The North and the South are divided on matters of great significance because their development patterns differ.

As the case stands, pointing accusing fingers is no great help.

The United States is pricing itself out of the market at the Doha Round when its interest is secured. It blamed China and India, which have their own policies on cutting farm and industrial tariffs, for having "thrown the entire Doha Round into the gravest jeopardy of its nearly seven-year life."

China cannot accept some elements of the crafted package WTO Director-General Pascal Lamy came up with last week.

On special safeguard mechanism, the WTO package asks developing countries to wait for an import surge of 40 percent more than the average of previous three years before they impose additional duties. This proposal would put the livelihoods of vulnerable farmers of the developing world in danger due to cheap farms imports from the rich world.

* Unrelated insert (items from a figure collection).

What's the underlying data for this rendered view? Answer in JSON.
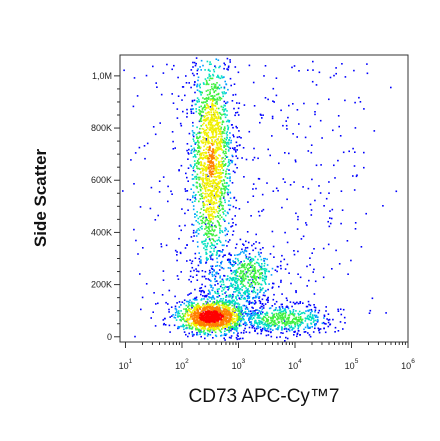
{
  "chart_data": {
    "type": "scatter",
    "xlabel": "CD73 APC-Cy™7",
    "ylabel": "Side Scatter",
    "xscale": "log",
    "xlim": [
      8,
      1000000
    ],
    "ylim": [
      -20000,
      1080000
    ],
    "x_ticks": [
      {
        "base": "10",
        "exp": "1",
        "value": 10
      },
      {
        "base": "10",
        "exp": "2",
        "value": 100
      },
      {
        "base": "10",
        "exp": "3",
        "value": 1000
      },
      {
        "base": "10",
        "exp": "4",
        "value": 10000
      },
      {
        "base": "10",
        "exp": "5",
        "value": 100000
      },
      {
        "base": "10",
        "exp": "6",
        "value": 1000000
      }
    ],
    "y_ticks": [
      {
        "label": "0",
        "value": 0
      },
      {
        "label": "200K",
        "value": 200000
      },
      {
        "label": "400K",
        "value": 400000
      },
      {
        "label": "600K",
        "value": 600000
      },
      {
        "label": "800K",
        "value": 800000
      },
      {
        "label": "1,0M",
        "value": 1000000
      }
    ],
    "populations": [
      {
        "center_x": 320,
        "center_ssc": 80000,
        "density": "highest"
      },
      {
        "center_x": 320,
        "center_ssc": 680000,
        "density": "high"
      },
      {
        "center_x": 1500,
        "center_ssc": 240000,
        "density": "medium"
      },
      {
        "center_x": 6000,
        "center_ssc": 70000,
        "density": "medium"
      }
    ],
    "grid": false,
    "colormap": [
      "#0000ff",
      "#00a0ff",
      "#00e0c0",
      "#40f040",
      "#f0f000",
      "#ff8000",
      "#ff0000"
    ]
  }
}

The major developed countries have benefited a great deal from his proposal, which would leave them with tremendous freedom for farm subsidies.

Having deep pockets, these nations called China and India obstacles to the negotiation without regard to their development.

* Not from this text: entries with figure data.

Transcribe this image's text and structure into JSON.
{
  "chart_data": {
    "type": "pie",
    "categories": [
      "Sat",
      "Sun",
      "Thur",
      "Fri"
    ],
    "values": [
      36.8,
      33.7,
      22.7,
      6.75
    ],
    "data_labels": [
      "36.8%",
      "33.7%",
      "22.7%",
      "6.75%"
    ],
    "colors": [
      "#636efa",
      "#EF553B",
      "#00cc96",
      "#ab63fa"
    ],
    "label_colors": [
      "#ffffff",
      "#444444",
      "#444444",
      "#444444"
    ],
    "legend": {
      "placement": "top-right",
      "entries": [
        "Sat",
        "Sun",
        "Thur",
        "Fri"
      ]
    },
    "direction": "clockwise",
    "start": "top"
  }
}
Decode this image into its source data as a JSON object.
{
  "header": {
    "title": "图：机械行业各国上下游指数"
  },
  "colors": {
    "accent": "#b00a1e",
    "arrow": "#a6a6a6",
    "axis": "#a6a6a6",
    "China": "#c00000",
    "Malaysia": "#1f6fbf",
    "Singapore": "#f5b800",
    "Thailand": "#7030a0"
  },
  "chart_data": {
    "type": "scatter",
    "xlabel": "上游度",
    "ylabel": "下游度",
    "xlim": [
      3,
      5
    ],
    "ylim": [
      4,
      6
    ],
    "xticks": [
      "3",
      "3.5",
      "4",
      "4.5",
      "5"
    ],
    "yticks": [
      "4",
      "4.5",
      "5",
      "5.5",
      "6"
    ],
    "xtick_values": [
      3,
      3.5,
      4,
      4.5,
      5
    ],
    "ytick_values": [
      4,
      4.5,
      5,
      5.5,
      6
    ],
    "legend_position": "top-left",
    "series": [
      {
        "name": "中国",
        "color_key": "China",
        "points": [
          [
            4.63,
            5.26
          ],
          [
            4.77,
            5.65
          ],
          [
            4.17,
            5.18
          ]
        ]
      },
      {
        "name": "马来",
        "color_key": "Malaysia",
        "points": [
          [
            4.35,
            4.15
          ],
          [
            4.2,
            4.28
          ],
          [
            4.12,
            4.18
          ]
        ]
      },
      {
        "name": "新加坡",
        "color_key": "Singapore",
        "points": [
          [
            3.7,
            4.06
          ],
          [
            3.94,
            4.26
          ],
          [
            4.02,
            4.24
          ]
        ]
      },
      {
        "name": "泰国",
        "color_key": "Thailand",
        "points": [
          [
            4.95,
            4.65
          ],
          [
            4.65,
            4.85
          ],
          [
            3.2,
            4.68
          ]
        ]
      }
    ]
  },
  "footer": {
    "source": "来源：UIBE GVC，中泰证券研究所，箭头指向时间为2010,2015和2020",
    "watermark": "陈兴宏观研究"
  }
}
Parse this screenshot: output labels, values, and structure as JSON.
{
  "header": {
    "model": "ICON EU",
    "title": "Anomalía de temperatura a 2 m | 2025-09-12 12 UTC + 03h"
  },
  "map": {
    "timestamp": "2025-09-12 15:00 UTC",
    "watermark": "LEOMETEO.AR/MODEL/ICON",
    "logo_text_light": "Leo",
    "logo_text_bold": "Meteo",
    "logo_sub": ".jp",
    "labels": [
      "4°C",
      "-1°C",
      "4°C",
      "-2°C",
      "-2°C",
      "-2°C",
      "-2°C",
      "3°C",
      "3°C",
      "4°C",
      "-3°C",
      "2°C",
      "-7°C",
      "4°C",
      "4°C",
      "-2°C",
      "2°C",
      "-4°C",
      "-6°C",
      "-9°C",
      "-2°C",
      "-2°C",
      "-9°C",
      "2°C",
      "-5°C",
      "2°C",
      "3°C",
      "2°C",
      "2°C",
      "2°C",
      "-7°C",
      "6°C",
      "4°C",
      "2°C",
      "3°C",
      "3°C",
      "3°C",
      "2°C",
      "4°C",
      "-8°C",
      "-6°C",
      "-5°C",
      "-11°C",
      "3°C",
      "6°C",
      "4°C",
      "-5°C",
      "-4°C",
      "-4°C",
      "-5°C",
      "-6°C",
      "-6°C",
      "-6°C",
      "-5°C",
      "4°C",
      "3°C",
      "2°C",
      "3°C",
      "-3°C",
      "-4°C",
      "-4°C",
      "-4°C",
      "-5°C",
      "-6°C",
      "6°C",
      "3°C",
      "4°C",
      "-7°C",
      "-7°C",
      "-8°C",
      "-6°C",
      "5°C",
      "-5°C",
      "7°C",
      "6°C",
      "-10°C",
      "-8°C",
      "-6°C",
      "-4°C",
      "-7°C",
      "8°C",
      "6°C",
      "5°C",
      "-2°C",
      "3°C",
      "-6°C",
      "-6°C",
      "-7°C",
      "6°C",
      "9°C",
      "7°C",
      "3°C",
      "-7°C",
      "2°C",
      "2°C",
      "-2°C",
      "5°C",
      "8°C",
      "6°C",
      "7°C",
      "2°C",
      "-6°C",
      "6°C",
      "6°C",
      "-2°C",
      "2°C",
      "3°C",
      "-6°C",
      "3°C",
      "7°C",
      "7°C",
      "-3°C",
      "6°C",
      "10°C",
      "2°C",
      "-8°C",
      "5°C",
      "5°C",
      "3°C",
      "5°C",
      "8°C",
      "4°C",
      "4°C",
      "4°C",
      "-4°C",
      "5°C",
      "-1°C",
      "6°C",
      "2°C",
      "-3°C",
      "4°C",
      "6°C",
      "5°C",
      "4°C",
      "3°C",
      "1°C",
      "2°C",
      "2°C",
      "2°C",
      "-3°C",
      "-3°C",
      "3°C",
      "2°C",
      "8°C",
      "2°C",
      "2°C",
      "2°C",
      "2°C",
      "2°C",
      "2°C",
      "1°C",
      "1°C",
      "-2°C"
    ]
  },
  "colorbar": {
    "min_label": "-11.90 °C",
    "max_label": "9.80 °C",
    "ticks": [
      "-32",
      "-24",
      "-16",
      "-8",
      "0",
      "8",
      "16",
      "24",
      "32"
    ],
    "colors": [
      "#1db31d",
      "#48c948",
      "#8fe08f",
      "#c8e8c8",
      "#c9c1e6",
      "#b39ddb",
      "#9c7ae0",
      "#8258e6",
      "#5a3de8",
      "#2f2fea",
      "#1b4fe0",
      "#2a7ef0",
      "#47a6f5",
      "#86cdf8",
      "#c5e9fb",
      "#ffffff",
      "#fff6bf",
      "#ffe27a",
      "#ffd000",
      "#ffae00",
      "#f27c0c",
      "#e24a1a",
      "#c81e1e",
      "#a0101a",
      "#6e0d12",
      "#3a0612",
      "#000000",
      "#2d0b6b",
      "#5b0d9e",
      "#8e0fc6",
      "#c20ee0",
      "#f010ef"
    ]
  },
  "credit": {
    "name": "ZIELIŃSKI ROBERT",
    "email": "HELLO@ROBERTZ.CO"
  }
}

The rich world, led by the US, pays no respect to the development dimension of the trade talks. They make no commitments to reform their agricultural policies by drastically reducing the huge trade-distorting farm subsidies and tariffs.

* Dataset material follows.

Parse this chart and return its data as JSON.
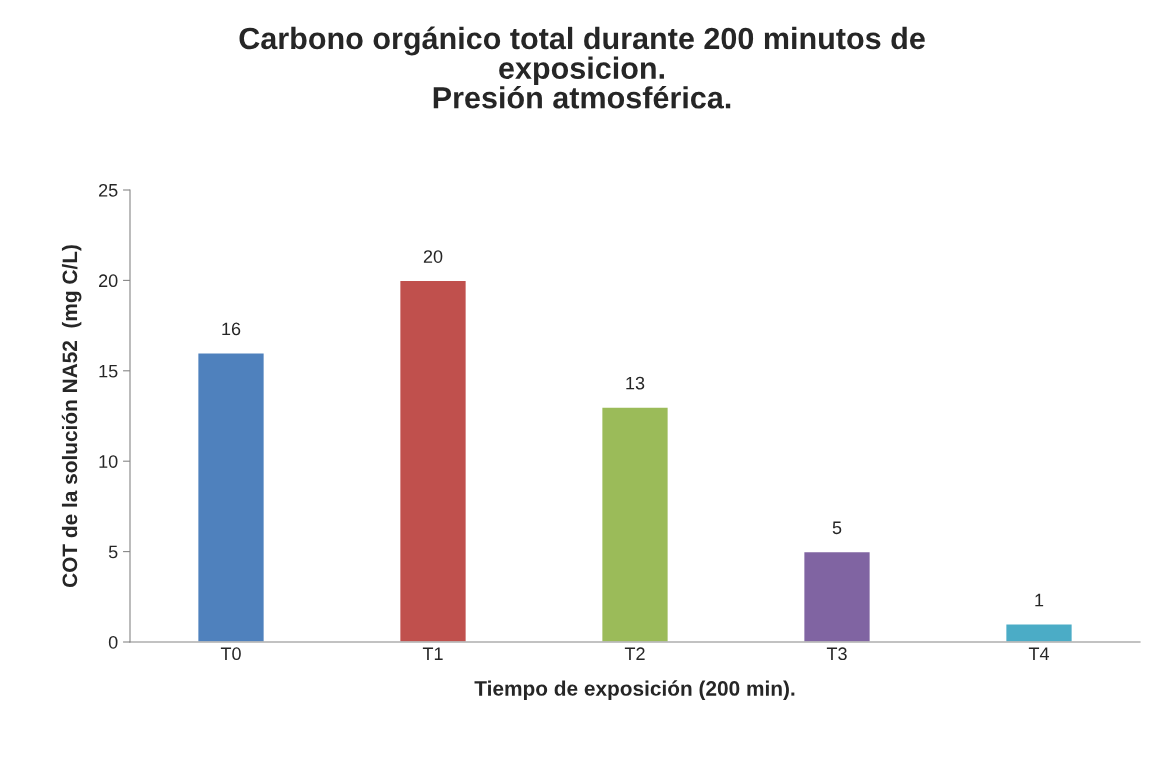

Had the issues of livelihood security, rural development and greater industrialization of developing countries been addressed, the Doha Round talks could result in a global trade deal with a development dimension. The negotiations are not supposed to produce a deal just for protecting and promoting prosperity in rich nations.

The sharp differences between the developed and the developing countries over liberalization commitments in agriculture and industrial products paint a telling picture of the realities of the two sides.

When the countries of the world sit down and talk for a trade deal, no countries are entitled to push their commercial interests at the cost of the livelihood of people in the developing world.

Minister of Commerce Chen Deming called for compromises from the developed nations. It will not do just to cover all their sensitivities. The concerns of the developing world must also be taken into consideration. Or the talks would "go nowhere", as Chen put it.